Along with some 5,000-some-odd sailors in Navy whites walking the streets, some speculate that the families of those sailors could bring15,000 or more through LAX and stay in area hotels. This, of course, is a major boon for tourism in the City of Angels, where in 2014 the Los Angeles Tourism and Convention Board recorded 44.2 million visitors—two million more than in 2013. Some travel and tourist reports rank Los Angeles as the No. 1 destination, surpassing New York after some 570,000 Chinese visited this city recently. All of this bodes well for those with visions of making the Los Angeles waterfront a world-class attraction.
Tourism isn’t the only area where Los Angeles ranks first. Less than a half mile from this press conference, overlooking this great industrial port that generates $290 billion in revenue per year, is an entrenched homeless encampment in the shadow of the U.S. Post Office—a symbol of the fact that our city also ranks first in the number of residents without shelter every night.

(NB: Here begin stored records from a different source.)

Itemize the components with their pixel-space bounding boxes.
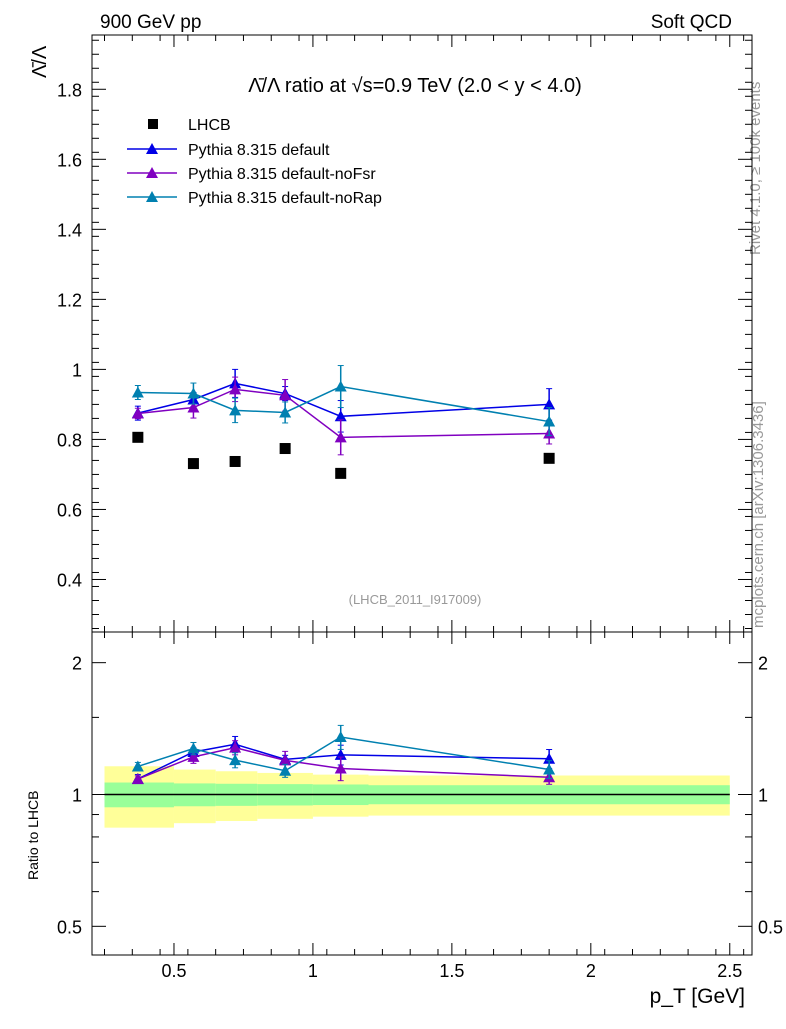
y-tick-label: 1.8 <box>57 80 82 100</box>
ratio-y-tick-label: 0.5 <box>57 917 82 937</box>
series-marker <box>279 764 292 776</box>
series-marker <box>187 742 200 754</box>
series-marker <box>187 750 200 762</box>
series-marker <box>131 386 144 398</box>
lhcb-data-point <box>229 455 241 467</box>
legend-label: Pythia 8.315 default-noRap <box>188 190 382 207</box>
ratio-series-line <box>137 746 550 780</box>
x-tick-label: 1.5 <box>439 961 464 981</box>
y-axis-label: Λ̄/Λ <box>29 45 51 78</box>
series-marker <box>543 415 556 427</box>
legend-marker-lhcb <box>148 119 158 129</box>
y-tick-label: 0.6 <box>57 500 82 520</box>
header-right: Soft QCD <box>651 12 732 33</box>
series-marker <box>279 389 292 401</box>
lhcb-data-point <box>187 458 199 470</box>
mcplots-label: mcplots.cern.ch [arXiv:1306.3436] <box>750 401 767 628</box>
rivet-label: Rivet 4.1.0, ≥ 100k events <box>747 82 764 255</box>
ratio-y-tick-label: 2 <box>72 654 82 674</box>
series-marker <box>334 410 347 422</box>
series-marker <box>279 754 292 766</box>
ratio-y-tick-label-right: 0.5 <box>758 917 783 937</box>
analysis-tag: (LHCB_2011_I917009) <box>349 592 482 607</box>
ratio-panel: 0.5 1 1.5 2 2.5 0.5 0.5 1 1 2 2 <box>57 631 783 981</box>
series-marker <box>131 407 144 419</box>
series-marker <box>187 387 200 399</box>
legend: LHCB Pythia 8.315 default Pythia 8.315 def… <box>127 117 382 207</box>
series-marker <box>334 762 347 774</box>
x-tick-label: 1 <box>308 961 318 981</box>
legend-label: Pythia 8.315 default <box>188 142 330 159</box>
lhcb-data-point <box>279 443 291 455</box>
lhcb-data-point <box>543 452 555 464</box>
y-tick-label: 0.4 <box>57 570 82 590</box>
lhcb-data-point <box>335 467 347 479</box>
x-tick-label: 2 <box>586 961 596 981</box>
x-tick-label: 2.5 <box>717 961 742 981</box>
ratio-y-tick-label-right: 1 <box>758 785 768 805</box>
legend-marker <box>146 167 158 178</box>
series-line <box>137 385 550 423</box>
series-marker <box>279 406 292 418</box>
legend-marker <box>146 143 158 154</box>
series-marker <box>334 431 347 443</box>
chart-title: Λ̄/Λ ratio at √s=0.9 TeV (2.0 < y < 4.0) <box>248 75 582 97</box>
series-marker <box>187 401 200 413</box>
ratio-frame <box>91 631 753 956</box>
main-panel: 0.4 0.6 0.8 1 1.2 1.4 1.6 1.8 <box>57 34 753 955</box>
series-marker <box>229 754 242 766</box>
series-marker <box>131 760 144 772</box>
y-tick-label: 1.2 <box>57 290 82 310</box>
series-marker <box>229 741 242 753</box>
series-marker <box>131 773 144 785</box>
y-tick-label: 1 <box>72 360 82 380</box>
series-marker <box>543 398 556 410</box>
x-axis-label: p_T [GeV] <box>650 985 745 1008</box>
y-tick-label: 0.8 <box>57 430 82 450</box>
series-marker <box>229 383 242 395</box>
y-tick-label: 1.4 <box>57 220 82 240</box>
lhcb-data-point <box>132 431 144 443</box>
y-tick-label: 1.6 <box>57 150 82 170</box>
legend-label-lhcb: LHCB <box>188 117 231 134</box>
ratio-y-tick-label-right: 2 <box>758 654 768 674</box>
legend-marker <box>146 191 158 202</box>
ratio-series-line <box>137 743 550 780</box>
series-marker <box>543 763 556 775</box>
ratio-y-tick-label: 1 <box>72 785 82 805</box>
series-line <box>137 382 550 418</box>
legend-label: Pythia 8.315 default-noFsr <box>188 166 376 183</box>
ratio-series-line <box>137 736 550 772</box>
series-marker <box>334 731 347 743</box>
series-marker <box>229 404 242 416</box>
ratio-y-axis-label: Ratio to LHCB <box>25 791 41 880</box>
x-tick-label: 0.5 <box>161 961 186 981</box>
series-marker <box>334 380 347 392</box>
header-left: 900 GeV pp <box>100 12 201 33</box>
series-line <box>137 388 550 439</box>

A few months ago, the mayor called homelessness in Los Angeles to be officially designated a “state of emergency.” The Los Angeles City Council even voted on Nov. 17 to give him the tools to act on the crisis. But he hesitated, choosing instead to wait for the director of Federal Emergency Management Agency to respond to the hypothetical question, “If I declare a state of emergency, will the feds step in and support it?”
One might posit that there is a linkage between creating a world-class tourist destination and eliminating the homeless problem. Many cities just hide the problem or ship homeless people out of town during major tourist events. Long Beach has often been accused of sending their homeless over the bridges to San Pedro ahead of the Grand Prix and other major events, just to keep up appearances. But appearances can be deceiving and in this case they don’t solve the problem. So what’s a city to do?

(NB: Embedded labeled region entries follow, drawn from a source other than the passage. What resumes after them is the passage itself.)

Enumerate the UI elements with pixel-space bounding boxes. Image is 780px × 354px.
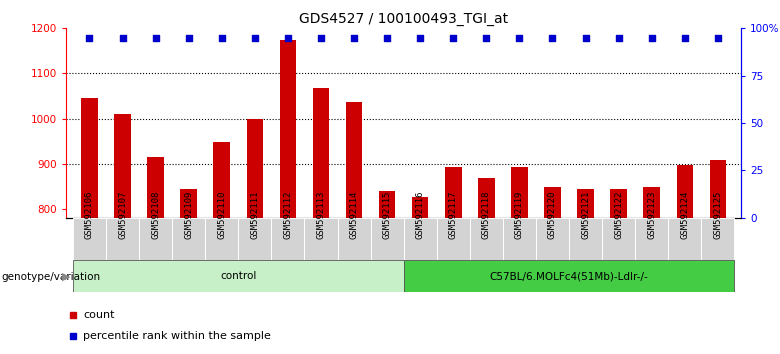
Point [612,35,625,41]
Bar [511,167,528,218]
Text: GSM592118: GSM592118 [482,190,491,239]
FancyBboxPatch shape [238,218,271,260]
Point [679,35,691,41]
Text: control: control [220,271,257,281]
Text: C57BL/6.MOLFc4(51Mb)-Ldlr-/-: C57BL/6.MOLFc4(51Mb)-Ldlr-/- [490,271,648,281]
Point [215,35,228,41]
Bar [478,178,495,218]
Point [711,35,724,41]
Bar [346,102,362,218]
Bar [379,191,395,218]
Point [149,35,161,41]
Text: GSM592108: GSM592108 [151,190,160,239]
Point [447,35,459,41]
Point [381,35,393,41]
Bar [313,88,329,218]
FancyBboxPatch shape [73,218,106,260]
Text: GSM592123: GSM592123 [647,190,656,239]
FancyBboxPatch shape [205,218,238,260]
Text: GSM592112: GSM592112 [283,190,292,239]
Bar [611,189,627,218]
Text: ▶: ▶ [62,272,70,282]
Point [183,35,195,41]
Point [646,35,658,41]
Text: GSM592124: GSM592124 [680,190,690,239]
Bar [412,198,428,218]
Point [348,35,360,41]
FancyBboxPatch shape [73,260,404,292]
FancyBboxPatch shape [437,218,470,260]
Text: GSM592113: GSM592113 [317,190,325,239]
Text: GSM592125: GSM592125 [714,190,722,239]
Bar [81,98,98,218]
FancyBboxPatch shape [338,218,370,260]
Text: GSM592114: GSM592114 [349,190,359,239]
Text: GSM592116: GSM592116 [416,190,424,239]
Title: GDS4527 / 100100493_TGI_at: GDS4527 / 100100493_TGI_at [299,12,509,26]
Bar [279,40,296,218]
Text: GSM592117: GSM592117 [448,190,458,239]
Point [546,35,558,41]
FancyBboxPatch shape [536,218,569,260]
Bar [114,114,131,218]
Bar [710,160,726,218]
Bar [180,189,197,218]
Text: GSM592110: GSM592110 [218,190,226,239]
Point [480,35,493,41]
Point [580,35,592,41]
Text: percentile rank within the sample: percentile rank within the sample [83,331,271,341]
Text: GSM592115: GSM592115 [383,190,392,239]
Point [83,35,96,41]
Text: GSM592111: GSM592111 [250,190,259,239]
Text: GSM592122: GSM592122 [614,190,623,239]
Bar [246,119,263,218]
Text: GSM592106: GSM592106 [85,190,94,239]
Bar [147,157,164,218]
FancyBboxPatch shape [668,218,701,260]
Bar [214,142,230,218]
Bar [676,165,693,218]
Point [414,35,427,41]
Point [116,35,129,41]
Text: GSM592119: GSM592119 [515,190,524,239]
Bar [644,187,660,218]
Point [249,35,261,41]
FancyBboxPatch shape [370,218,404,260]
Point [282,35,294,41]
FancyBboxPatch shape [701,218,735,260]
FancyBboxPatch shape [304,218,338,260]
FancyBboxPatch shape [602,218,635,260]
Text: GSM592109: GSM592109 [184,190,193,239]
Bar [577,189,594,218]
Text: genotype/variation: genotype/variation [2,272,101,282]
Bar [445,167,462,218]
FancyBboxPatch shape [569,218,602,260]
Bar [544,187,561,218]
Point [314,35,327,41]
Text: count: count [83,310,115,320]
Text: GSM592107: GSM592107 [118,190,127,239]
FancyBboxPatch shape [404,260,735,292]
FancyBboxPatch shape [470,218,503,260]
Text: GSM592121: GSM592121 [581,190,590,239]
FancyBboxPatch shape [271,218,304,260]
Text: GSM592120: GSM592120 [548,190,557,239]
FancyBboxPatch shape [106,218,139,260]
FancyBboxPatch shape [172,218,205,260]
FancyBboxPatch shape [139,218,172,260]
FancyBboxPatch shape [404,218,437,260]
FancyBboxPatch shape [635,218,668,260]
FancyBboxPatch shape [503,218,536,260]
Point [513,35,526,41]
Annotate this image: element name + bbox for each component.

There are a few actions Los Angeles could take while waiting for FEMA’s response. First, a portion of the bed tax on hotels should be transferred to the homeless housing fund starting Jan. 1, 2016. If tourism dollars are up, the hotel bed tax would be an appropriate source of revenue to start giving the appearance that the city actually cares.
Second, there should be a similar bed tax for Airbnb vacation rental units—the company and business model that is currently being debated by the Los Angeles City Council. The proceeds of this tax should go to the homeless fund because this unregulated business model is actually taking rental units off the local market and directly or indirectly affecting the affordable rental market in Los Angeles. There is cause and effect here that shouldn’t go unnoticed.
Third, there needs to be a gentrification fee attached to any building permit that converts low-income rental property into market rate hipster digs or reinstate the provision that 15 percent of all new developments should be low income “affordable housing” units.
And last but not least, the city council needs to define what exactly “affordable housing” really means in a city where $30,000 a year barely places a family of four above the poverty line. These are actions the city council can do while the mayor is waiting on an answer from Washington, D.C.
In the end, Angelenos should be as offended by the gulf between the chronically impoverished and the top 1 percent in our city as they are about problems connected to homelessness on our streets and parks.
While money alone will not solve the problem of sheltering the most vulnerable among us, it is a key ingredient. The three suggestions noted above could become a revenue stream to start what will take years to resolve.
Disclaimer: Nothing in this editorial or the pages of this newspaper should be taken as the official position of the Central San Pedro Neighborhood council, to which I was elected president in 2014, nor does it reflect the opinions of any of its board members. The opinions expressed here are my own.